Techniques for coming up with a unique or great idea for an app will be followed by strategies to refine the idea, review the design options and arrive at an app that people will appreciate and want to use. User experience guidelines will be outlined including the different expectations between devices. Marketing is another essential ingredient in successful apps. Even apps developed for in-house use on a not-for-profit basis require marketing strategies, if only to secure development funding from managers.
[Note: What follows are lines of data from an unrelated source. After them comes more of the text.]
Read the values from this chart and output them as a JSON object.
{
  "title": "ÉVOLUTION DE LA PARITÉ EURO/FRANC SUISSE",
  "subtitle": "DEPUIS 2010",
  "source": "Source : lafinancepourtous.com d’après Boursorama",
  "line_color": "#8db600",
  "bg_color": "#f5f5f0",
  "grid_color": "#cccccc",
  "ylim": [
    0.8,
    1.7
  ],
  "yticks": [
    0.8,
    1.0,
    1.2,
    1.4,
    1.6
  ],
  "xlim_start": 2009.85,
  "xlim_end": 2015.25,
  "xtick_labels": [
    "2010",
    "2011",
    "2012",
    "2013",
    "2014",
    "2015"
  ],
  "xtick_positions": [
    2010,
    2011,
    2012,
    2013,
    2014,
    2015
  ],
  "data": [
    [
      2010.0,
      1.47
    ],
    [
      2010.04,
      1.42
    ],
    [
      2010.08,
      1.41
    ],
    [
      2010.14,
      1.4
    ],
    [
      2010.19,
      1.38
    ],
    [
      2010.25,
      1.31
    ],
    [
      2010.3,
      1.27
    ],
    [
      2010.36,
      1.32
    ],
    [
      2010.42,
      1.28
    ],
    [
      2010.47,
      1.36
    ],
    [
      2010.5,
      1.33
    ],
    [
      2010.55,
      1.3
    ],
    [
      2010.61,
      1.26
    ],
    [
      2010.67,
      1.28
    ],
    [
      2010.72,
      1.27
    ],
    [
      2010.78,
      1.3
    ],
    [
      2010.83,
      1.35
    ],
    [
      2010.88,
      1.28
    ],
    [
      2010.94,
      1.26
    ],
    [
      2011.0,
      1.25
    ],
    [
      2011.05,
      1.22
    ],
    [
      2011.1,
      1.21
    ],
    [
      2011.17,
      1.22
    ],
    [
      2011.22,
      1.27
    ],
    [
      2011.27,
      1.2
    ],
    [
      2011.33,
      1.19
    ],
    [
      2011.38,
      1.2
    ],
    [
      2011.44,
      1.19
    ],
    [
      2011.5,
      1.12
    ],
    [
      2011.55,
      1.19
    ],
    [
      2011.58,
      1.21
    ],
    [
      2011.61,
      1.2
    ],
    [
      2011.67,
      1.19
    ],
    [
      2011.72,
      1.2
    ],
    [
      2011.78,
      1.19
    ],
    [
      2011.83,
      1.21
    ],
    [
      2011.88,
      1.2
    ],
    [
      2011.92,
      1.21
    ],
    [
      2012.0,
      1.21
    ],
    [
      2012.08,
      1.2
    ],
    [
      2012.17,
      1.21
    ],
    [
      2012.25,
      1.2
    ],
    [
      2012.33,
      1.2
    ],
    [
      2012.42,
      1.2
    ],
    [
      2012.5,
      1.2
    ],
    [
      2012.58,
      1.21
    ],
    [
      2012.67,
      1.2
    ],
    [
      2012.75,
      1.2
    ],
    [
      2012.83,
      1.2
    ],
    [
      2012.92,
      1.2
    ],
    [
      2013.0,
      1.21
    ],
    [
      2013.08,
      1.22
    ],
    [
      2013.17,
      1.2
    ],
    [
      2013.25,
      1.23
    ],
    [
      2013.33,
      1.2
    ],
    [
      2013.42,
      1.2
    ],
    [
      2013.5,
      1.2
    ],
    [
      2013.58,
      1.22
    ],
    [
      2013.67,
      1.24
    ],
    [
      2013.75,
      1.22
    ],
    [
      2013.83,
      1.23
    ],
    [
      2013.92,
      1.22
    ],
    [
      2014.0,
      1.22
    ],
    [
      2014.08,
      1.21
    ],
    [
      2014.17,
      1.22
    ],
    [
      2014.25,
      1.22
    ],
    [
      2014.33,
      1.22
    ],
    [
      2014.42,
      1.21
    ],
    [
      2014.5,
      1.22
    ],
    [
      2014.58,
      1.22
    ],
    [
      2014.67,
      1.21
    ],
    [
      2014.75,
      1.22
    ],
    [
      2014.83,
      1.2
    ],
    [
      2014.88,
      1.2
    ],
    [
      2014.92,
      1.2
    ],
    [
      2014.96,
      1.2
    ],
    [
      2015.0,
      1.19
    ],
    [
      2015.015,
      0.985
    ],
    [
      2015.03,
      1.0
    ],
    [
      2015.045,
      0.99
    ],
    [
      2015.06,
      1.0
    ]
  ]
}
Strategies for promoting ideas as well as final products will be examined.
The overall aim of this session is to add design and marketing skills to your repertoire, so that you can combine it with programming and development knowledge in order to come up with apps that will ‘delight’ your users.
Graeme is a Senior lecturer and Head of Program for the Bachelor of Information and Communications Technology at the University of Western Sydney. He is experienced in iPhone app development, and is the Unit co-ordinator for Human-Computer Interaction.
Steven Saunders, Macquarie University
Debugging memory related bugs can be a time-consuming and headache-inducing process. A solid grasp on the principles of memory management is key to avoiding these annoyances. In this presentation participants will develop a detailed understanding of Cocoa’s retain/release/autorelease system and the memory ownership issues it is designed to address. Attendees will also learn how to adopt Cocoa’s garbage collection facility, and how it relates to reference counting. The use of tools like Instruments and Guard Malloc to track down memory leaks, as well as memory-smashing and doubly-freed-memory bugs will also be covered.
Steven is a research programmer at the ARC Centre of Excellence in Cognition and its Disorders (CCD) at Macquarie University, where he works on the DRC Model of Visual Word Recognition and Reading Aloud. He has over twelve years experience in software development, and has been working with Apple technologies for eight years.
Josh Anon, Pixar
Just as how buildings grew from just being a simple shelter against the elements to entire created experiences and how writing went from written laws to libraries of novels, software is undergoing a shift from being focused on utility to being about experiences. While not immediately obvious, building software has come to have a lot in common with seemingly unrelated artistic fields, like creating a movie. Josh Anon will discuss the growing role of telling a good story and providing an experience in software.
Josh Anon is a San Francisco, USA resident and Northwestern University graduate who works at the intersection of art and technology. He’s a camera & staging artist at Pixar Animation Studios, an award-winning freelance photographer, and a Mac/iOS developer. He’s been writing software for OS X since Mac OS X 10.0 and has worked on a number of programs including Lightbox (the first professional image management tool for the Mac), Pixar’s digital storyboarding tool, and FlipBook (an animation program for iOS with over 2 million users).